Dosantos (who is also his own cinematographer) has made a nearly abstract visual and aural essay that at times becomes didactic and repetitious but retains a compelling fascination throughout.
 
 
 
Still the Water 
(Film Movement)
Japanese writer-director Naomi Kawase makes intimate dramas about relationships, like this 2014 feature about teenage lovers who, after discovering a dead body floating in the sea, discover a new-found maturity that may help them on the path to adulthood.
 
 
As always, Kawase too often relies on sentimentality and contrived plotting but, unlike an affecting film like True Mothers, here she has made what isn’t much more than a well-acted soap opera. Certainly, it’s not the masterpiece the director herself thought of it at its premiere at Cannes.
 
 
 
Blu-ray Release of the Week
La vie parisienne 
(Opus Arte)
French operetta composer Jacques Offenbach reached his storytelling zenith with this work about quotidian life and love in the greatest of all cities—it’s not titled “Parisian Life” for nothing.
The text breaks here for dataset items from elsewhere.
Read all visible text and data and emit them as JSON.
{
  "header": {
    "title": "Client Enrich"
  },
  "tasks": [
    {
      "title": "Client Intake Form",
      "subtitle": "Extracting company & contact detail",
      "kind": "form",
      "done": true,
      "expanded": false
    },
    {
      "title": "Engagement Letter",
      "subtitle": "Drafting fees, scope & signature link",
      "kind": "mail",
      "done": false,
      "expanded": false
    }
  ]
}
And this delectable staging at, appropriately enough, the Theatre des Champs-Elysees in Paris, is frothy, fizzy fun.
 
 
Director Christian Lacroix’s dazzling sets and costumes perfectly complement Offenbach’s beguiling music (played by Les Musiciens du Louvre under the baton of conductor Romain Dumas), and it’s charmingly sung by a superlative cast. There’s first-rate hi-def video and audio.
 
 
 
CD Release of the Week 
Alexander Scriabin—The Poem of Ecstasy/Symphony No. 2
(Naxos)
Alexander Scriabin gets short shrift among his Russian contemporaries, possibly because he didn’t write operas like Mussorgsky, Borodin or Rimsky-Korsakov. But his music has a voluptuousness all its own, and the two orchestral works on this disc show off how his rapturous style evolved.
 
 
The aptly titled The Poem of Ecstasy and his Symphony No. 2 were written within a few years of each other in the early 1900s, but Ecstasy is far more chromatic; JoAnn Falletta conducts the Buffalo Philharmonic Orchestra in rousing performances that catch all the nuances of these towering works.